Measuring non-steady-state metabolic fluxes in starch-converting faecal microbiota in vitro.

机构信息

Centre for Integrative Bioinformatics, VU University Amsterdam, De Boelelaan 1081A, 1081 HV Amsterdam, The Netherlands.

出版信息

Benef Microbes. 2010 Nov;1(4):391-405. doi: 10.3920/BM2010.0038.

Abstract

This paper explores human gut bacterial metabolism of starch using a combined analytical and computational modelling approach for metabolite and flux analysis. Non-steady-state isotopic labelling experiments were performed with human faecal microbiota in a well-established in vitro model of the human colon. After culture stabilisation, [U-13C] starch was added and samples were taken at regular intervals. Metabolite concentrations and 13C isotopomeric distributions were measured amongst other things for acetate, propionate and butyrate by mass spectrometry and NMR. The vast majority of metabolic flux analysis methods based on isotopomer analysis published to date are not applicable to metabolic non-steady-state experiments. We therefore developed a new ordinary differential equation-based representation of a metabolic model of human faecal microbiota to determine eleven metabolic parameters that characterised the metabolic flux distribution in the isotope labelling experiment.
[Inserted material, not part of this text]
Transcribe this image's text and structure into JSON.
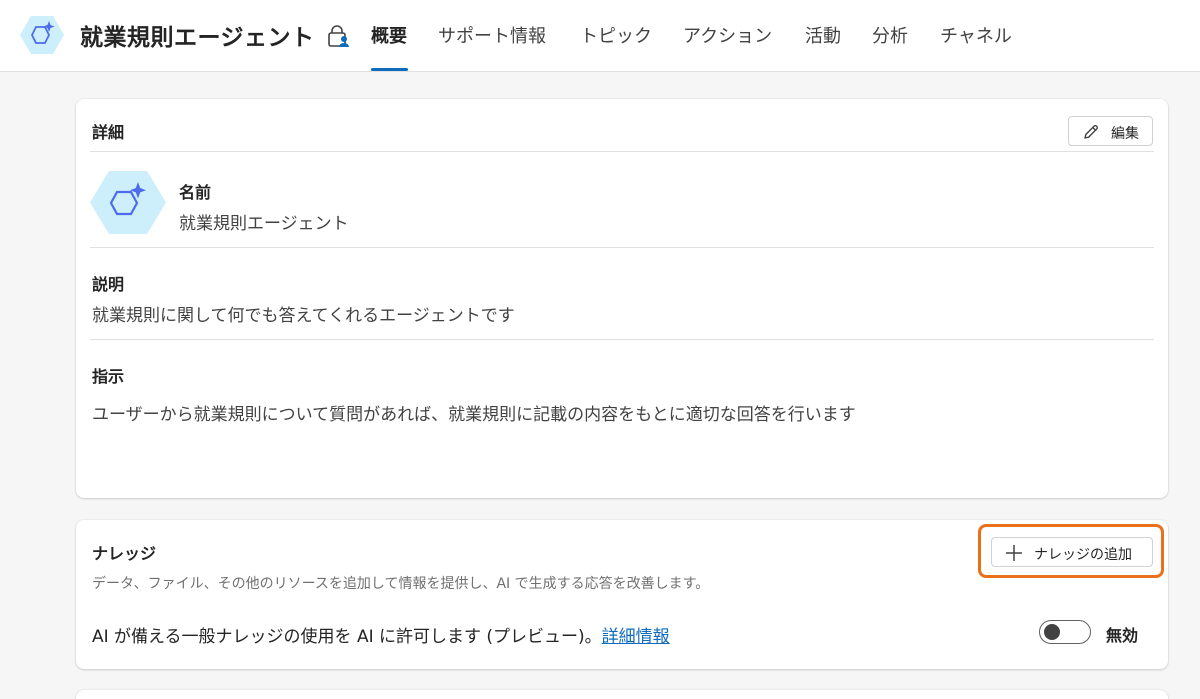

The feasibility of the model parameter quantification was demonstrated on noisy in silico data using a downhill simplex optimisation, matching simulated labelling patterns of isotopically labelled metabolites with measured metabolite and isotope labelling data. Using the experimental data, we determined an increasing net label influx from starch during the experiment from 94±1 µmol/l/min to 133±3 µmol/l/min. Only about 12% of the total carbon flux from starch reached propionate. Propionate production mainly proceeded via succinate with a small contribution via acrylate. The remaining flux from starch yielded acetate (35%) and butyrate (53%). Interpretation of 13C NMR multiplet signals further revealed that butyrate, valerate and caproate were mainly synthesised via cross-feeding, using acetate as a co-substrate. This study demonstrates for the first time that the experimental design and the analysis of the results by computational modelling allows the determination of time-resolved effects of nutrition on the flux distribution within human faecal microbiota in metabolic non-steady-state.

摘要

本文采用分析和计算建模相结合的方法,研究了人类肠道细菌对淀粉的代谢,进行代谢物和通量分析。在一个成熟的体外人结肠模型中,用人粪便微生物进行了非稳态同位素标记实验。在培养稳定后,添加[U-13C]淀粉,并定期取样。通过质谱和 NMR 等方法测量了包括乙酸盐、丙酸盐和丁酸盐在内的代谢物浓度和 13C 同位素分布。迄今为止,基于同位素分析的绝大多数代谢通量分析方法都不适用于代谢非稳态实验。因此,我们开发了一种新的基于常微分方程的人类粪便微生物代谢模型表示方法,以确定 11 个代谢参数,这些参数描述了同位素标记实验中的代谢通量分布。通过使用 downhill simplex 优化在噪声的计算机模拟数据上证明了模型参数定量的可行性,该方法将模拟标记的同位素标记代谢物的标记模式与测量的代谢物和同位素标记数据进行匹配。使用实验数据,我们确定了实验过程中淀粉的净标记物流入量从 94±1 µmol/l/min 增加到 133±3 µmol/l/min。只有约 12%的淀粉总碳通量到达丙酸盐。丙酸盐的生成主要通过琥珀酸盐进行,丙烯酸盐的贡献较小。淀粉的剩余通量生成了乙酸盐(35%)和丁酸盐(53%)。13C NMR 多重信号的进一步解释表明,丁酸、戊酸和己酸主要通过交叉喂养,使用乙酸盐作为共底物合成。本研究首次证明,通过计算建模进行实验设计和结果分析,可以在代谢非稳态条件下,确定营养对人类粪便微生物内通量分布的时间分辨效应。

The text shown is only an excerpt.